Palavra e silêncio: a “luta vã” no Piauí

William Roberto Cereja

Já conhecia a prosa criativa, inusitada e dialógica de Os intrépitos andarilhos e outras margens, do jovem professor e escritor piauiense Adriano Lobão Aragão. Contudo, surpreendi-me com seu novo livro de poemas As cinzas as palavras (editora Desenredos).

Nesse livro, Aragão adota uma dicção entre clássica e moderna, fazendo uso de uma linguagem enxuta e despojada. A quase totalidade de seus poemas situa-se no coração daquilo que se vem chamando de modernidade (no sentido da tradição baudelaireana ou valeryana): a metalinguagem, a poesia emparedada entre o silêncio e a palavra. O silêncio é o não canto, já cantado por Drummond e outros poetas modernos. E a palavra, muitas vezes, sem poder cantar o tempo presente, canta a própria palavra ou o próprio canto poético, especialmente neste caso, aquele ancorado na tradição luso-brasileira.

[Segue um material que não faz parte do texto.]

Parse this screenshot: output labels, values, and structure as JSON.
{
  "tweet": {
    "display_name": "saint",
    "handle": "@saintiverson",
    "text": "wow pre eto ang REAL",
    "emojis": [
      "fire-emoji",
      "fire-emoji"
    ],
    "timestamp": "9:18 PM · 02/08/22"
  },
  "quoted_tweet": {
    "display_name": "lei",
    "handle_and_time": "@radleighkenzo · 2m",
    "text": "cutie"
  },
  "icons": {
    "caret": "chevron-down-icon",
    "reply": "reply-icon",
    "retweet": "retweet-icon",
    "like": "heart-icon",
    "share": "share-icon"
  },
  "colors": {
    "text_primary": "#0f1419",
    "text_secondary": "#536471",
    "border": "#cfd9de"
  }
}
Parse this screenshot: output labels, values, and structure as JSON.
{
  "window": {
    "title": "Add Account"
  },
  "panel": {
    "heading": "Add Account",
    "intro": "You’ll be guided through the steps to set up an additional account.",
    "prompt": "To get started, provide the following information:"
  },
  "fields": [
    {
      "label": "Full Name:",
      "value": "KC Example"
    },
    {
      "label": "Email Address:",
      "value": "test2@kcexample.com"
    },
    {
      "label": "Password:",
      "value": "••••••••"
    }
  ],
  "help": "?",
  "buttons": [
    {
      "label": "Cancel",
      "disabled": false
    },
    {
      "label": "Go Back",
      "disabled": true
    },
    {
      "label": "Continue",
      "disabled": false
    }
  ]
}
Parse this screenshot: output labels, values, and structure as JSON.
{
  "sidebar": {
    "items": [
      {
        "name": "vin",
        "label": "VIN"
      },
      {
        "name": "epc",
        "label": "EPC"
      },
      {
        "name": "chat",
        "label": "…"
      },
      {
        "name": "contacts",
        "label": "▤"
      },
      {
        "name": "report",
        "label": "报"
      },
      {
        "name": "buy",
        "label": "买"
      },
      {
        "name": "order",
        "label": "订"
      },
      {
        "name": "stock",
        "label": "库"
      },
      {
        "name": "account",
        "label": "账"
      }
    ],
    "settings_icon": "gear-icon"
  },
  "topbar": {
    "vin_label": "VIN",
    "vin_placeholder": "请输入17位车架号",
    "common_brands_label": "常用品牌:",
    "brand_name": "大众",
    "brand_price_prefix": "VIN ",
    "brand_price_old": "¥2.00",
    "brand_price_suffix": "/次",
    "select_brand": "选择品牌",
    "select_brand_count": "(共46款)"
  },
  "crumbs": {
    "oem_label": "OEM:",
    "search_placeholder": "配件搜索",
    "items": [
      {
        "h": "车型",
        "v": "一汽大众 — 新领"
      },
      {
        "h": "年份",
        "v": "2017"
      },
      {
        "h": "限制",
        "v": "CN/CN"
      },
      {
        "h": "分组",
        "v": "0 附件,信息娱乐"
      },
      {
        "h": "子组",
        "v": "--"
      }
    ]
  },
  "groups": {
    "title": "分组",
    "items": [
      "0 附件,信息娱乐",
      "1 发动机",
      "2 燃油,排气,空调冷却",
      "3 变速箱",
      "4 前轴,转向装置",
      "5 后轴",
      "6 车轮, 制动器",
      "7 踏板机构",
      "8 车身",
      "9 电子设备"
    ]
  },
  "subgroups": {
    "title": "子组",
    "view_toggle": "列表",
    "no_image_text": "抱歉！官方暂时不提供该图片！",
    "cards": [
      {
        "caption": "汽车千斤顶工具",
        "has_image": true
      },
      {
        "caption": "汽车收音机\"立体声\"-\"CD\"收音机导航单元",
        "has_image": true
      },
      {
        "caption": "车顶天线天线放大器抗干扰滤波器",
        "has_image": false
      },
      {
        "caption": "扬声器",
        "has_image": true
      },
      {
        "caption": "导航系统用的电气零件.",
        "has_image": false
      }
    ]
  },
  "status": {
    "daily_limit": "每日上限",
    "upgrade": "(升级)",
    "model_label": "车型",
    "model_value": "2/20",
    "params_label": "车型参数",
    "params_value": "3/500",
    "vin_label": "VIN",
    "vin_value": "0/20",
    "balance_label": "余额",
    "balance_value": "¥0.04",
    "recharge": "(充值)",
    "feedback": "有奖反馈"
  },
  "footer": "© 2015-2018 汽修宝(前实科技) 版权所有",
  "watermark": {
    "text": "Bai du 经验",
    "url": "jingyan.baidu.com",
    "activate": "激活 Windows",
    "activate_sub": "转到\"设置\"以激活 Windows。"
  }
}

O dialogismo, tão fortemente presente em Os intrépitos, também se faz presente em As cinzas. No diálogo com Camões, temos, por exemplo, a referência a um tempo heroico passado, que já não se pode cantar, como já se via na fase lírica final de Camões:

este verbo disperso em distante campo de poeira
Areia estéril onde não canta tágide nem musa
estância onde não se encontra em seus cantos engenho e arte
(“As odes os signos”, p. 15.)

Também as reflexões em torno da passagem do tempo e das mudanças do próprio eu lírico deram origem ao poema “então”, quase uma paródia do poema camoniano “Mudam-se os tempos, mudam-se as vontades”:

em perene forma permanece em idade e fortuna
tudo que no tempo não muda nem tempo nem vontades
nem mentira nem verdade penetra a forma profunda

[…]

somente em mim depositou-se irrelevante reverso
de não mais crer nos versos dessa inútil lira agridoce.
(“então”, p. 19.)

Drummond está explicitamente evocado em “não cantaremos o amor”. Embora o tempo não seja de guerra, diz o poeta:

Ainda que nos fosse permitido
não cantaríamos o amor

[…]

e ainda que em nossos túmulos
habitem novamente flores amarelas e medrosas
não cantaremos este amor
que resultou inútil
(“não cantaremos o amor”, p. 59.)

Assim, cantar o impossível canto é a única opção para o poeta, que, perplexo diante de seu tempo e das armadilhas da linguagem, mais uma vez prefere a palavra ao silêncio.